Costa is the person most cautious about Mack's prospects. He refused to hold out any hope of an upturn this year. "We're hoping [the layoffs] have plateaued, but that's just a hope, not a prognostication," he said.

"We're not talking about making a profit, just trying to stay alive."

Costa said he is distressed by the layoffs and watching his plant slow down. "It tears up the people involved and those watching," he said.

"I'm used to coming here around the clock and seeing people going all the time," he said. It still seems normal during weekday shifts, but late at night or on the weekends when shifts have been eliminated, the plant seems "sort of hollow . . . spectral," he said.

The test for Hagerstown will come in the fall, when most workers and others expect employment to begin pickup up. If it does not, the equanimity may fade. Even a worker like Brenner, who said that he does not feel too bad now adds, "Gimme a couple of months."

For many of the workers and shopkeepers, the recession and the layoffs are just something to ride out until relief comes. The election is the hope to which almost everyone in Hagerstown seems to cling, although hardly anyone can say why.

"Everybody says because it's election year, everything will get better," said Robin Baker. Baker and her husband have both been laid off by an air freight shipping company.

"Around November something will happen," Brenner predicted. "I honestly believe that."

"With the election coming up, you'd certainly think a peanut farmer would do something," Albright said. He does not blame President Carter for his troubles, he said, but does not look at any of the candidates with enthusiasm.

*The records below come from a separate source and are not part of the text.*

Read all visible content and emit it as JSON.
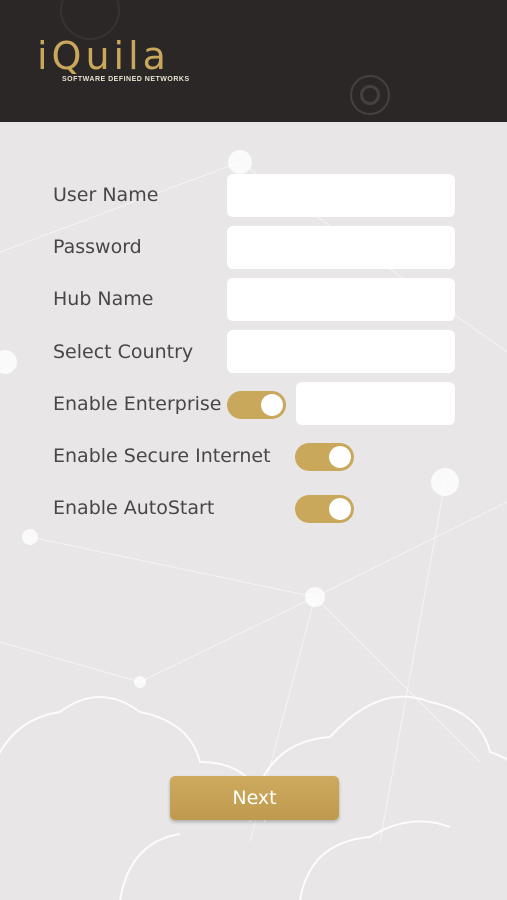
{
  "brand": {
    "logo": "iQuila",
    "tagline": "SOFTWARE DEFINED NETWORKS"
  },
  "form": {
    "username_label": "User Name",
    "username_value": "",
    "password_label": "Password",
    "password_value": "",
    "hub_label": "Hub Name",
    "hub_value": "",
    "country_label": "Select Country",
    "country_value": "",
    "enterprise_label": "Enable Enterprise",
    "enterprise_on": true,
    "enterprise_value": "",
    "secure_label": "Enable Secure Internet",
    "secure_on": true,
    "autostart_label": "Enable AutoStart",
    "autostart_on": true
  },
  "next_label": "Next",
  "colors": {
    "header_bg": "#2b2727",
    "accent": "#c9a85c",
    "background": "#e8e6e7"
  }
}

"Have you ever been in a position where you don't like Jimmy Carter, but you don't want to vote for Ronald Reagan?" he asked. "There ain't no way I'd say I'd support the Republican party, but then again, the Democrats don't have a lot to offer."

Many people shared his view, according to random interviews, although some were more critical of the government's policies. As Costa put it, "I hate to see a disease [inflation] where the cure is worse."

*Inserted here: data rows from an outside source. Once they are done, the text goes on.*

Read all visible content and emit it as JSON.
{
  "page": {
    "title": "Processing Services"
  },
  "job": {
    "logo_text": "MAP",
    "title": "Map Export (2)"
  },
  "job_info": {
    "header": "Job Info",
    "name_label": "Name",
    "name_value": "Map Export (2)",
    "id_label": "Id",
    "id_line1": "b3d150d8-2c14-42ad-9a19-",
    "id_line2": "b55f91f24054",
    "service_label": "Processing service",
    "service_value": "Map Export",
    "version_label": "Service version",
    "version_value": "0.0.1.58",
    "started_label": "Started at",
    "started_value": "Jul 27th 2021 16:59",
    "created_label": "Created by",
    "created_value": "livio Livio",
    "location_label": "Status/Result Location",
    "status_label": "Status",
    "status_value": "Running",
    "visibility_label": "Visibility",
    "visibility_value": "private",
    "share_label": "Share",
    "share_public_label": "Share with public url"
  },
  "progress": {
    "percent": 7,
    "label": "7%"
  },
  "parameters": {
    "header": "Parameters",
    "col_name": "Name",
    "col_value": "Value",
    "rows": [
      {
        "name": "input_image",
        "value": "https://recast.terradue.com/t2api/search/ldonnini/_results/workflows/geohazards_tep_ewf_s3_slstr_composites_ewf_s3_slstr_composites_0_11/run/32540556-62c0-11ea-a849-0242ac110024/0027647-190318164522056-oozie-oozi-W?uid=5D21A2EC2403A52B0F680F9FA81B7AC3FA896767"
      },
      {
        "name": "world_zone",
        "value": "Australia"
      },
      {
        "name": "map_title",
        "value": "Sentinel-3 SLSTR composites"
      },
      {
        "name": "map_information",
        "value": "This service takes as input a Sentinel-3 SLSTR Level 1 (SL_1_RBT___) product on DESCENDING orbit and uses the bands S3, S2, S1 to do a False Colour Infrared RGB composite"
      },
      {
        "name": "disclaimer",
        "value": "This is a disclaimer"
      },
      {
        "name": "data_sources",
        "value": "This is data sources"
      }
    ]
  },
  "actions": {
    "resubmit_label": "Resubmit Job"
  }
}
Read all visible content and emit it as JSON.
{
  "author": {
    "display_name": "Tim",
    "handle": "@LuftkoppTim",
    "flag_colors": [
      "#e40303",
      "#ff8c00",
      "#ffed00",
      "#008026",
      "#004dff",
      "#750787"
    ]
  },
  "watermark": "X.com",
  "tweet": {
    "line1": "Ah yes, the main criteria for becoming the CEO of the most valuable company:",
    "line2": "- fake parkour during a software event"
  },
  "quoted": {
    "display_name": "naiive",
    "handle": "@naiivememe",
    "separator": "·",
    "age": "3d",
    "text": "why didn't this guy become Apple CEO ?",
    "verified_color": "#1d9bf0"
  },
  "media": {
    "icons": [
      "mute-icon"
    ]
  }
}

Albright passes the time looking for a job, in spite of the income he can draw from employment and supplemental benefits. "I'm not a sitter, and I'm not a drawer," he explained.

Others do not feel as bad about talking unemployment benefits: "I paid into this rascal long enough; i figured it was time I got something out," said one young laid-off worker standing in the unemployment line.

There is a surprising lack of bitterness among those feeling the brunt of recession. Few laid-off workers blame their company.

"It's the times that dictate it. You can't blame that on Mack Truck," said Smith.

"If they're not selling trucks, they're not selling trucks," was Albright's comment.

Nor is he bitter about those who still are working. "The man that's been there 10 or 15 years has been through his layoffs," he said.

In the meantime, "I lay down at night, and when I can't sleep, I think -- here I've got two little boys and I've got no job. I've got a gut feeling of insecurity," he said.

"What's tomorrow? What six months? What's a year from now?"